I don’t generally identify myself as a vegetarian because, while it’s not a daily–or even a weekly–occurrence, I do eat some meat now and then. You will never, for example, see me turning my nose up at bacon, and upon occasion I’ll eat some turkey breast. In the spirit of full disclosure, I might as well confess that I sometimes eat hamburgers as well, but only from McDonald’s, which the carnivores I know and love assure me only barely counts as meat. So yeah, I guess I’m not one-hundred percent averse to pork, turkey, or beef. What I don’t eat, EVER, if I can help it, is chicken.

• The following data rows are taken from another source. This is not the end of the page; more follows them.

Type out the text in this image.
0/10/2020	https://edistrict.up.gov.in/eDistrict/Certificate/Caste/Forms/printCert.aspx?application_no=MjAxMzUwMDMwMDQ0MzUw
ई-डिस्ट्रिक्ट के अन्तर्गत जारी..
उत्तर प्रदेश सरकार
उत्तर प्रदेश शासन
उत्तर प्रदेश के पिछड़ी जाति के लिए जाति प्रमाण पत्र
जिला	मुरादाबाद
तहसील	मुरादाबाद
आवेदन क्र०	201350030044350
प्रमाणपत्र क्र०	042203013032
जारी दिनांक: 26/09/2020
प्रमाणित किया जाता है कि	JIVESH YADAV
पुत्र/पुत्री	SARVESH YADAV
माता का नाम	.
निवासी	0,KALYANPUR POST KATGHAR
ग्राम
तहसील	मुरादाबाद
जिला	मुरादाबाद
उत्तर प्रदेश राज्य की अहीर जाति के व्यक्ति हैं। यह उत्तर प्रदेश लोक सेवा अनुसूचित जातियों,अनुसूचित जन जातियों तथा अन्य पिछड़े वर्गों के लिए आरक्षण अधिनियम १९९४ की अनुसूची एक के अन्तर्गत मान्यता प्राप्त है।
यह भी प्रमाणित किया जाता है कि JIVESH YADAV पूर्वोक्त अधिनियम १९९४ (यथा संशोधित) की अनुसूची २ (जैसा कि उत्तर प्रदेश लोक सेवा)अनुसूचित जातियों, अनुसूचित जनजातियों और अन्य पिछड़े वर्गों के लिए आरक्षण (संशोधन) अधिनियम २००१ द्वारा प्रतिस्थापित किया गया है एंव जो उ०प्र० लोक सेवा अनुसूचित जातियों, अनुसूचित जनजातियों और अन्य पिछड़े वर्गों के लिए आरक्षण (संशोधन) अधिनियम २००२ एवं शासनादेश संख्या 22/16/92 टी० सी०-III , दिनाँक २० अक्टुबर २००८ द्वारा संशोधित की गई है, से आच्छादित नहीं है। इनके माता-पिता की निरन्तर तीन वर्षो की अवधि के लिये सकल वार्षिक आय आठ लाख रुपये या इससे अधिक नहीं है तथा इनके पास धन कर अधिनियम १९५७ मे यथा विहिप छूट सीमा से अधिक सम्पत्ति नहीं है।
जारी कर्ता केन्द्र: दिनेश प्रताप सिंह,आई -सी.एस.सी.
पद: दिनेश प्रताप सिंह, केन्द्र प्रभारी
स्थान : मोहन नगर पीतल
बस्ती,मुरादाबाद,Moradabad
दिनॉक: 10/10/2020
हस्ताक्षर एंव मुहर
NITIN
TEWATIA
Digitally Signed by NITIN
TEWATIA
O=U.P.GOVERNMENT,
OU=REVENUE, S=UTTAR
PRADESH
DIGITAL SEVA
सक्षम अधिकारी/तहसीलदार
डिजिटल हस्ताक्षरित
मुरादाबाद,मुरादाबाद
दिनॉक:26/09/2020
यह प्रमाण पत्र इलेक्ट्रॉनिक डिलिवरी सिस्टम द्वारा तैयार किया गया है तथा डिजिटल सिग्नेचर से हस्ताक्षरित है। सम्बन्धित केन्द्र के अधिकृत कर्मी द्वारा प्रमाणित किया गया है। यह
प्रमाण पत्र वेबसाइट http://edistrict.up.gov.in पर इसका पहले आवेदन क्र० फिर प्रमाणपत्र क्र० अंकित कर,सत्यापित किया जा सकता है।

I suppose it’s worth mentioning as well that I also don’t eat fish or mutton or wild game or horse or goat or any other sort of animal flesh, but this is not about that. What this is about is chicken, or more specifically, how I can convince my son that he should dive heartily into the plate of roasted chicken that is his dinner. Or should I even bother? I can tell him that it’s tasty and nutritious and all the usual blather about strong bones and teeth, but I’m totally at a loss when he asks me why I’m not having any. The truth–that just the thought of chicken makes me shudder a bit in revulsion–is right out if I hope to succeed in getting even a little of his dinner off his plate and into his belly. Even a simple “I don’t like it” lets him off the hook, because if it’s a reasonable excuse for me not to eat something, it should be just as good an excuse for him, right?
Right?
Perhaps you could institute “polite bites” – as in, well mannered people eat at least two bites so the cook won’t feel bad or get hurt feelings and then let him pick around it. It may be that he shares your revulsion of chicken…
Here i was going to send you a recipe for peach glazed chicken. I just couldn’t figure out how to send you the plastic gloves as well. If he doesn’t like it don’t make him eat it. You don’t eat it cause you don’t like it. Yep, you’ll have to cook him something else.